Every Movement Needs an Enemy

I was listening to Fresh Air (with Terry Gross) yesterday while driving around charging my car battery (another story) . Terry's guest was Michelle Goldberg, who has written a book called Kingdom Coming--The Rise of Christian Nationalism. It was a fascinating interview; you can listen by clicking the title above. Once you get to that page, just click on the "Listen" icon.

Goldberg's book explores the concerted effort on the part of the Christian Right to become a force in American political life. Actually, "become a force" isn't quite right--where the movement is most organized, the goal is domination. Some have said that quite openly. It's pretty scary.

Eventually, of course, the conversation rolled around to the very large anti-gay plank in the Right's platform, and Terry asked why gay and lesbian people have become such a visible target of this movement. Michelle Goldberg explained that the right has formed alliances with many of its former adversaries (African-American evangelicals, Jews). Then she said "Every movement needs an enemy."

So we are the convenient enemy of the Religious Right. And that's working out rather well for them. It certainly helped reelect our esteemed president, especially in states like Ohio and Missouri which had gay marriage initiatives on their ballots.

I got to thinking about this idea that gay and lesbian people are a good enemy for the religious right.
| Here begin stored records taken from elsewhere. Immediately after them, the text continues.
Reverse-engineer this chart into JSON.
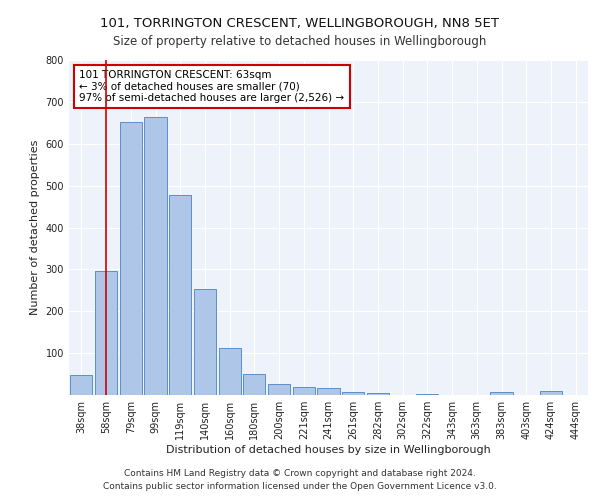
{
  "title1": "101, TORRINGTON CRESCENT, WELLINGBOROUGH, NN8 5ET",
  "title2": "Size of property relative to detached houses in Wellingborough",
  "xlabel": "Distribution of detached houses by size in Wellingborough",
  "ylabel": "Number of detached properties",
  "categories": [
    "38sqm",
    "58sqm",
    "79sqm",
    "99sqm",
    "119sqm",
    "140sqm",
    "160sqm",
    "180sqm",
    "200sqm",
    "221sqm",
    "241sqm",
    "261sqm",
    "282sqm",
    "302sqm",
    "322sqm",
    "343sqm",
    "363sqm",
    "383sqm",
    "403sqm",
    "424sqm",
    "444sqm"
  ],
  "values": [
    47,
    295,
    651,
    663,
    478,
    252,
    113,
    50,
    27,
    18,
    17,
    7,
    5,
    1,
    2,
    0,
    0,
    8,
    0,
    10,
    0
  ],
  "bar_color": "#aec6e8",
  "bar_edge_color": "#5b8fc9",
  "vline_x": 1,
  "vline_color": "#cc0000",
  "annotation_text": "101 TORRINGTON CRESCENT: 63sqm\n← 3% of detached houses are smaller (70)\n97% of semi-detached houses are larger (2,526) →",
  "annotation_box_color": "#ffffff",
  "annotation_box_edge": "#cc0000",
  "ylim": [
    0,
    800
  ],
  "yticks": [
    0,
    100,
    200,
    300,
    400,
    500,
    600,
    700,
    800
  ],
  "footnote1": "Contains HM Land Registry data © Crown copyright and database right 2024.",
  "footnote2": "Contains public sector information licensed under the Open Government Licence v3.0.",
  "bg_color": "#edf2fb",
  "grid_color": "#ffffff",
  "title1_fontsize": 9.5,
  "title2_fontsize": 8.5,
  "xlabel_fontsize": 8,
  "ylabel_fontsize": 8,
  "tick_fontsize": 7,
  "annotation_fontsize": 7.5,
  "footnote_fontsize": 6.5
}
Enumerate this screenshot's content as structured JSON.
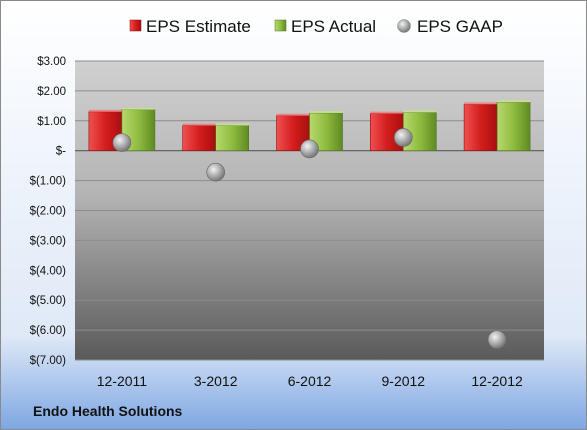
{
  "chart_data": {
    "type": "bar",
    "company": "Endo Health Solutions",
    "categories": [
      "12-2011",
      "3-2012",
      "6-2012",
      "9-2012",
      "12-2012"
    ],
    "series": [
      {
        "name": "EPS Estimate",
        "kind": "bar",
        "color": "#d42020",
        "values": [
          1.3,
          0.84,
          1.17,
          1.24,
          1.55
        ]
      },
      {
        "name": "EPS Actual",
        "kind": "bar",
        "color": "#8fbc3f",
        "values": [
          1.37,
          0.84,
          1.26,
          1.28,
          1.62
        ]
      },
      {
        "name": "EPS GAAP",
        "kind": "marker",
        "color": "#a8a8a8",
        "values": [
          0.27,
          -0.72,
          0.06,
          0.44,
          -6.32
        ]
      }
    ],
    "ylim": [
      -7.0,
      3.0
    ],
    "yticks": [
      3,
      2,
      1,
      0,
      -1,
      -2,
      -3,
      -4,
      -5,
      -6,
      -7
    ],
    "ytick_labels": [
      "$3.00",
      "$2.00",
      "$1.00",
      "$-",
      "$(1.00)",
      "$(2.00)",
      "$(3.00)",
      "$(4.00)",
      "$(5.00)",
      "$(6.00)",
      "$(7.00)"
    ],
    "grid": true,
    "legend_position": "top"
  }
}
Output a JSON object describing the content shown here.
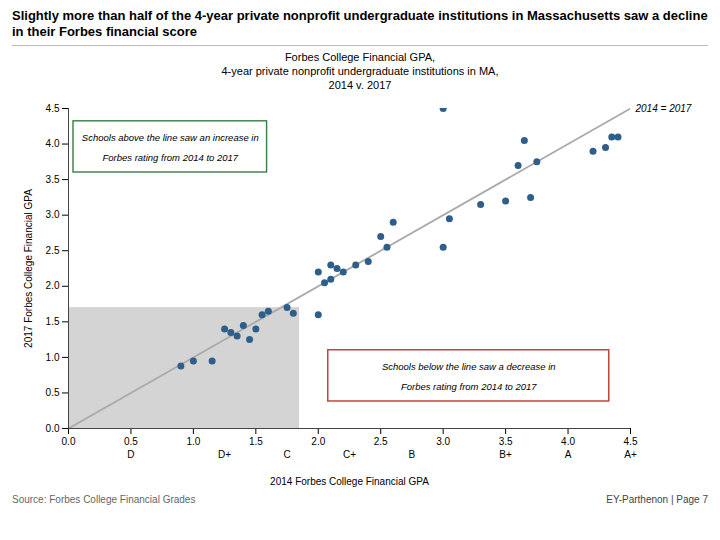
{
  "chart_data": {
    "type": "scatter",
    "title": "Slightly more than half of the 4-year private nonprofit undergraduate institutions in Massachusetts saw a decline in their Forbes financial score",
    "subtitle": [
      "Forbes College Financial GPA,",
      "4-year private nonprofit undergraduate institutions in MA,",
      "2014 v. 2017"
    ],
    "x_label": "2014 Forbes College Financial GPA",
    "y_label": "2017 Forbes College Financial GPA",
    "x": [
      0.9,
      1.0,
      1.15,
      1.25,
      1.3,
      1.35,
      1.4,
      1.45,
      1.5,
      1.55,
      1.6,
      1.75,
      1.8,
      2.0,
      2.0,
      2.05,
      2.1,
      2.1,
      2.15,
      2.2,
      2.3,
      2.4,
      2.5,
      2.55,
      2.6,
      3.0,
      3.05,
      3.0,
      3.3,
      3.5,
      3.6,
      3.65,
      3.7,
      3.75,
      4.2,
      4.3,
      4.35,
      4.4
    ],
    "y": [
      0.88,
      0.95,
      0.95,
      1.4,
      1.35,
      1.3,
      1.45,
      1.25,
      1.4,
      1.6,
      1.65,
      1.7,
      1.62,
      1.6,
      2.2,
      2.05,
      2.1,
      2.3,
      2.25,
      2.2,
      2.3,
      2.35,
      2.7,
      2.55,
      2.9,
      2.55,
      2.95,
      4.5,
      3.15,
      3.2,
      3.7,
      4.05,
      3.25,
      3.75,
      3.9,
      3.95,
      4.1,
      4.1
    ],
    "color": "#2e5f8a",
    "xlim": [
      0.0,
      4.5
    ],
    "ylim": [
      0.0,
      4.5
    ],
    "xticks": [
      {
        "value": 0,
        "label": "0.0"
      },
      0.5,
      {
        "value": 1,
        "label": "1.0"
      },
      1.5,
      {
        "value": 2,
        "label": "2.0"
      },
      2.5,
      {
        "value": 3,
        "label": "3.0"
      },
      3.5,
      {
        "value": 4,
        "label": "4.0"
      },
      4.5
    ],
    "yticks": [
      {
        "value": 0,
        "label": "0.0"
      },
      0.5,
      {
        "value": 1,
        "label": "1.0"
      },
      1.5,
      {
        "value": 2,
        "label": "2.0"
      },
      2.5,
      {
        "value": 3,
        "label": "3.0"
      },
      3.5,
      {
        "value": 4,
        "label": "4.0"
      },
      4.5
    ],
    "grid": false,
    "reference_line": {
      "x": [
        0,
        4.5
      ],
      "y": [
        0,
        4.5
      ],
      "color": "#aaaaaa",
      "label": "2014 = 2017"
    },
    "shaded_region": {
      "x": 0.0,
      "y": 0.0,
      "width": 1.85,
      "height": 1.7,
      "color": "#cccccc"
    },
    "annotations": [
      {
        "text": [
          "Schools above the line saw an increase in",
          "Forbes rating from 2014 to 2017"
        ],
        "x": 0.04,
        "y": 3.6,
        "width": 1.55,
        "height": 0.72,
        "color": "#3a7d44"
      },
      {
        "text": [
          "Schools below the line saw a decrease in",
          "Forbes rating from 2014 to 2017"
        ],
        "x": 2.08,
        "y": 0.38,
        "width": 2.25,
        "height": 0.72,
        "color": "#c0392b"
      }
    ],
    "grade_labels": {
      "labels": [
        "D",
        "D+",
        "C",
        "C+",
        "B",
        "B+",
        "A",
        "A+"
      ],
      "x": [
        0.5,
        1.25,
        1.75,
        2.25,
        2.75,
        3.5,
        4.0,
        4.5
      ]
    },
    "source": "Source: Forbes College Financial Grades",
    "footer": "EY-Parthenon | Page 7"
  }
}
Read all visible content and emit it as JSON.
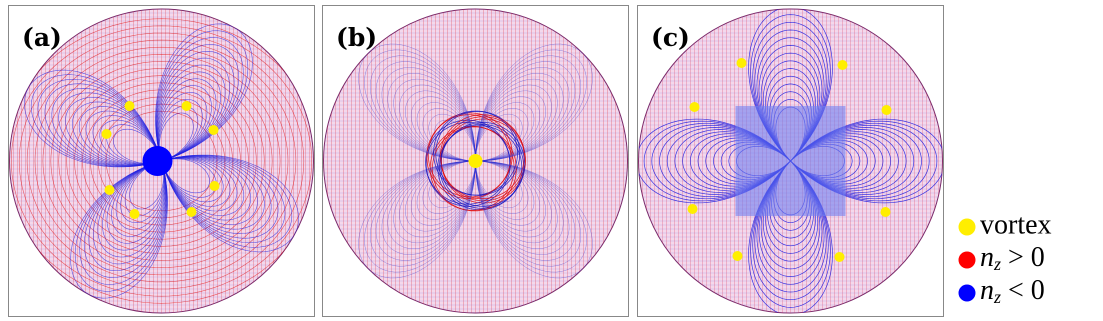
{
  "panels": [
    {
      "label": "(a)"
    },
    {
      "label": "(b)"
    },
    {
      "label": "(c)"
    }
  ],
  "legend": [
    {
      "label": "vortex",
      "color": "#ffee00"
    },
    {
      "base": "n",
      "sub": "z",
      "rest": " > 0",
      "color": "#ff0000"
    },
    {
      "base": "n",
      "sub": "z",
      "rest": " < 0",
      "color": "#0000ff"
    }
  ]
}
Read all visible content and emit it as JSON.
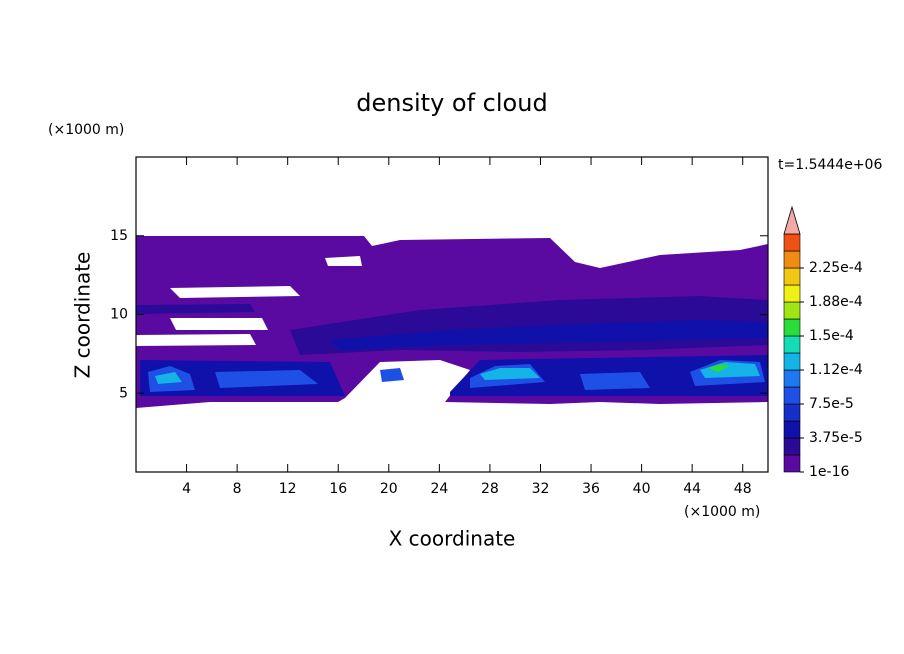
{
  "chart_data": {
    "type": "contour",
    "title": "density of cloud",
    "x_label": "X coordinate",
    "y_label": "Z coordinate",
    "x_unit": "(×1000 m)",
    "y_unit": "(×1000 m)",
    "time_label": "t=1.5444e+06",
    "xlim": [
      0,
      50
    ],
    "ylim": [
      0,
      20
    ],
    "xticks": [
      4,
      8,
      12,
      16,
      20,
      24,
      28,
      32,
      36,
      40,
      44,
      48
    ],
    "yticks": [
      5,
      10,
      15
    ],
    "colorbar": {
      "lim": [
        0,
        0.0002625
      ],
      "ticks": [
        {
          "value": 1e-16,
          "label": "1e-16"
        },
        {
          "value": 3.75e-05,
          "label": "3.75e-5"
        },
        {
          "value": 7.5e-05,
          "label": "7.5e-5"
        },
        {
          "value": 0.0001125,
          "label": "1.12e-4"
        },
        {
          "value": 0.00015,
          "label": "1.5e-4"
        },
        {
          "value": 0.0001875,
          "label": "1.88e-4"
        },
        {
          "value": 0.000225,
          "label": "2.25e-4"
        }
      ],
      "colors": [
        "#5a0aa0",
        "#2a0a96",
        "#1010aa",
        "#1430c8",
        "#1e50e6",
        "#1e78f0",
        "#14b4e6",
        "#14dcb4",
        "#28dc3c",
        "#a0e614",
        "#f0f014",
        "#f0c814",
        "#f08c14",
        "#f05014"
      ],
      "extend_color": "#f4a8a8"
    }
  }
}
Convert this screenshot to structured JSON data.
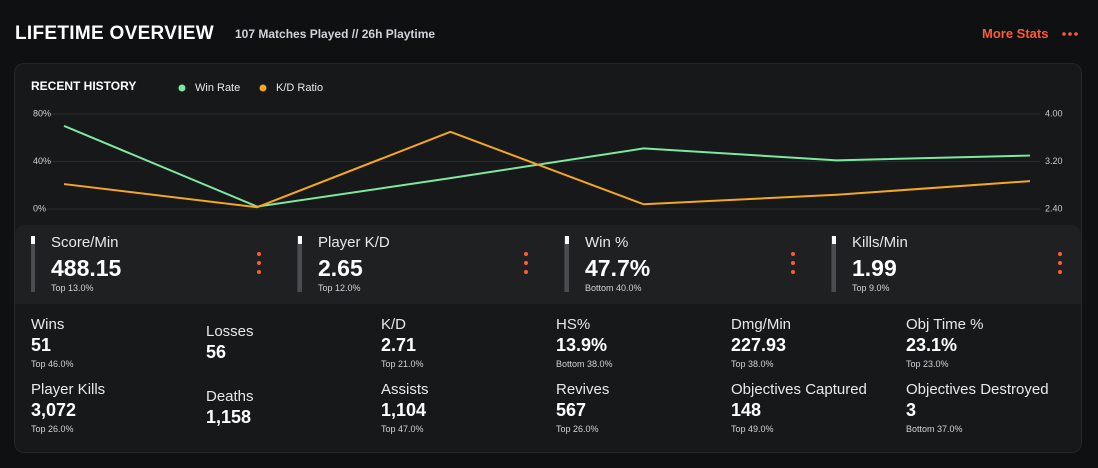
{
  "header": {
    "title": "LIFETIME OVERVIEW",
    "subtitle": "107 Matches Played // 26h Playtime",
    "link": "More Stats"
  },
  "chart_data": {
    "type": "line",
    "title": "RECENT HISTORY",
    "categories": [
      null,
      null,
      null,
      null,
      null,
      null
    ],
    "series": [
      {
        "name": "Win Rate",
        "color": "#7ee8a1",
        "values": [
          70,
          2,
          26,
          51,
          41,
          45
        ]
      },
      {
        "name": "K/D Ratio",
        "color": "#f5a623",
        "axis": "y2",
        "values": [
          2.82,
          2.43,
          3.7,
          2.48,
          2.64,
          2.87
        ]
      }
    ],
    "ylim": [
      0,
      80
    ],
    "yticks": [
      {
        "value": 0,
        "label": "0%"
      },
      {
        "value": 40,
        "label": "40%"
      },
      {
        "value": 80,
        "label": "80%"
      }
    ],
    "y2lim": [
      2.4,
      4.0
    ],
    "y2ticks": [
      {
        "value": 2.4,
        "label": "2.40"
      },
      {
        "value": 3.2,
        "label": "3.20"
      },
      {
        "value": 4.0,
        "label": "4.00"
      }
    ],
    "grid": true
  },
  "highlights": [
    {
      "label": "Score/Min",
      "value": "488.15",
      "rank": "Top 13.0%"
    },
    {
      "label": "Player K/D",
      "value": "2.65",
      "rank": "Top 12.0%"
    },
    {
      "label": "Win %",
      "value": "47.7%",
      "rank": "Bottom 40.0%"
    },
    {
      "label": "Kills/Min",
      "value": "1.99",
      "rank": "Top 9.0%"
    }
  ],
  "stats": [
    {
      "label": "Wins",
      "value": "51",
      "rank": "Top 46.0%"
    },
    {
      "label": "Losses",
      "value": "56"
    },
    {
      "label": "K/D",
      "value": "2.71",
      "rank": "Top 21.0%"
    },
    {
      "label": "HS%",
      "value": "13.9%",
      "rank": "Bottom 38.0%"
    },
    {
      "label": "Dmg/Min",
      "value": "227.93",
      "rank": "Top 38.0%"
    },
    {
      "label": "Obj Time %",
      "value": "23.1%",
      "rank": "Top 23.0%"
    },
    {
      "label": "Player Kills",
      "value": "3,072",
      "rank": "Top 26.0%"
    },
    {
      "label": "Deaths",
      "value": "1,158"
    },
    {
      "label": "Assists",
      "value": "1,104",
      "rank": "Top 47.0%"
    },
    {
      "label": "Revives",
      "value": "567",
      "rank": "Top 26.0%"
    },
    {
      "label": "Objectives Captured",
      "value": "148",
      "rank": "Top 49.0%"
    },
    {
      "label": "Objectives Destroyed",
      "value": "3",
      "rank": "Bottom 37.0%"
    }
  ]
}
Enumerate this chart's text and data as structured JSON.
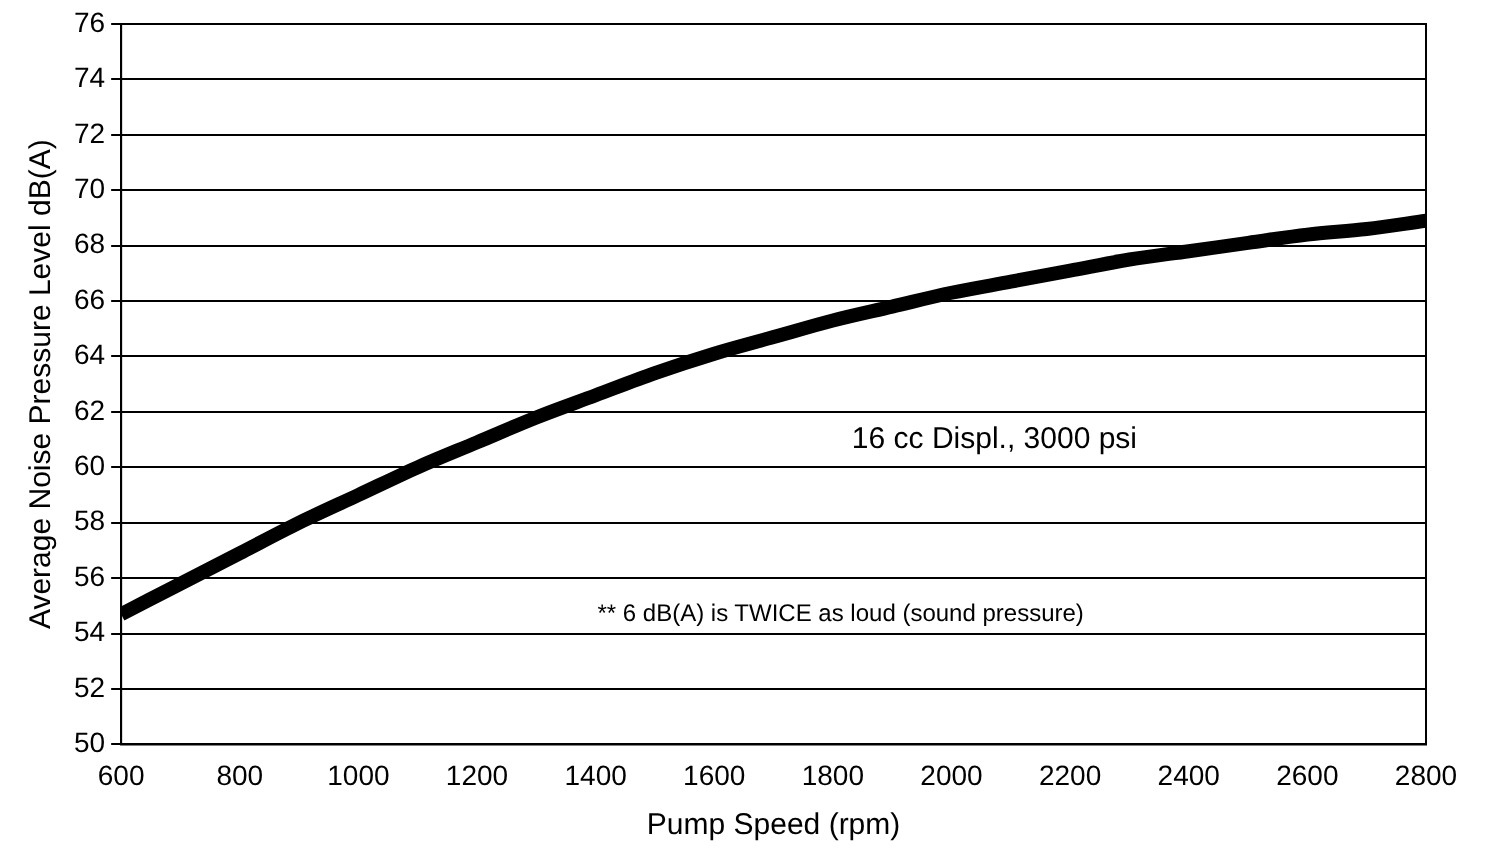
{
  "chart_data": {
    "type": "line",
    "xlabel": "Pump Speed (rpm)",
    "ylabel": "Average Noise Pressure Level dB(A)",
    "x": [
      600,
      700,
      800,
      900,
      1000,
      1100,
      1200,
      1300,
      1400,
      1500,
      1600,
      1700,
      1800,
      1900,
      2000,
      2100,
      2200,
      2300,
      2400,
      2500,
      2600,
      2700,
      2800
    ],
    "series": [
      {
        "color": "#000000",
        "values": [
          54.7,
          55.8,
          56.9,
          58.0,
          59.0,
          60.0,
          60.9,
          61.8,
          62.6,
          63.4,
          64.1,
          64.7,
          65.3,
          65.8,
          66.3,
          66.7,
          67.1,
          67.5,
          67.8,
          68.1,
          68.4,
          68.6,
          68.9
        ]
      }
    ],
    "xlim": [
      600,
      2800
    ],
    "xticks": [
      600,
      800,
      1000,
      1200,
      1400,
      1600,
      1800,
      2000,
      2200,
      2400,
      2600,
      2800
    ],
    "ylim": [
      50,
      76
    ],
    "yticks": [
      50,
      52,
      54,
      56,
      58,
      60,
      62,
      64,
      66,
      68,
      70,
      72,
      74,
      76
    ],
    "grid": "y",
    "legend": false,
    "marker": "none",
    "line_style": "solid",
    "annotations": [
      "16 cc Displ., 3000 psi",
      "** 6 dB(A) is TWICE as loud (sound pressure)"
    ]
  }
}
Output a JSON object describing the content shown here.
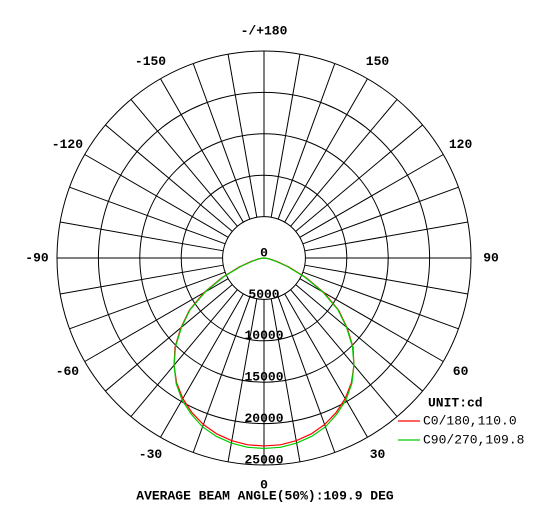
{
  "chart_data": {
    "type": "polar",
    "footer": "AVERAGE BEAM ANGLE(50%):109.9 DEG",
    "unit_label": "UNIT:cd",
    "theta": [
      -90,
      -85,
      -80,
      -75,
      -70,
      -65,
      -60,
      -55,
      -50,
      -45,
      -40,
      -35,
      -30,
      -25,
      -20,
      -15,
      -10,
      -5,
      0,
      5,
      10,
      15,
      20,
      25,
      30,
      35,
      40,
      45,
      50,
      55,
      60,
      65,
      70,
      75,
      80,
      85,
      90
    ],
    "series": [
      {
        "name": "C0/180,110.0",
        "color": "#ff0000",
        "values": [
          0,
          250,
          700,
          1600,
          3200,
          5600,
          8400,
          11000,
          13100,
          15200,
          16900,
          18400,
          19600,
          20600,
          21400,
          22000,
          22400,
          22650,
          22700,
          22650,
          22400,
          22000,
          21400,
          20600,
          19600,
          18400,
          16900,
          15200,
          13100,
          11000,
          8400,
          5600,
          3200,
          1600,
          700,
          250,
          0
        ]
      },
      {
        "name": "C90/270,109.8",
        "color": "#00cc00",
        "values": [
          0,
          200,
          600,
          1400,
          3000,
          5400,
          8200,
          10900,
          13000,
          15100,
          16900,
          18500,
          19800,
          20800,
          21700,
          22300,
          22700,
          22950,
          23000,
          22950,
          22700,
          22300,
          21700,
          20800,
          19800,
          18500,
          16900,
          15100,
          13000,
          10900,
          8200,
          5400,
          3000,
          1400,
          600,
          200,
          0
        ]
      }
    ],
    "rlim": [
      0,
      25000
    ],
    "rticks": [
      0,
      5000,
      10000,
      15000,
      20000,
      25000
    ],
    "theta_grid": [
      0,
      10,
      20,
      30,
      40,
      50,
      60,
      70,
      80,
      90,
      100,
      110,
      120,
      130,
      140,
      150,
      160,
      170,
      180,
      190,
      200,
      210,
      220,
      230,
      240,
      250,
      260,
      270,
      280,
      290,
      300,
      310,
      320,
      330,
      340,
      350
    ],
    "theta_ticks": [
      0,
      30,
      60,
      90,
      120,
      150,
      {
        "value": 180,
        "label": "-/+180"
      },
      -150,
      -120,
      -90,
      -60,
      -30
    ],
    "grid": true
  }
}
If we're going to serve in this capacity, explained Goldberg, it is important that gay and lesbian people be seen as the enemy of all that is beloved of the Christian Right. So gay people are painted as not just wanting "special rights" like health insurance, the right to visit a loved one in the hospital, and legal recognition of our relationships. According to people like D. James Kennedy and Jerry Falwell, we're trying to destroy the institution of marriage. (You know, the one we keep begging crumbs from--logic is much less important than fierce rhetoric here.) And we are absolutely anti-Christian. We're behind the War on Christmas and the War on Christians. (We're only nominally responsible for the War on Terror, thankfully.)

Anyway, here's the part I think is really interesting. My premise, if you will. No wonder conservatives in the church get so unbelievably bent about gay people in the church. It wrecks the fundaments of the gays-are-out-to-destroy-Christianity argument (which is deliciously compelling) if we are trying to worship and (egads!) get ordained.

No wonder they are so mad. These crazy queers who insist on staying in the church are just ruining their social studies project.

That makes my day. Perhaps I am actually twisted.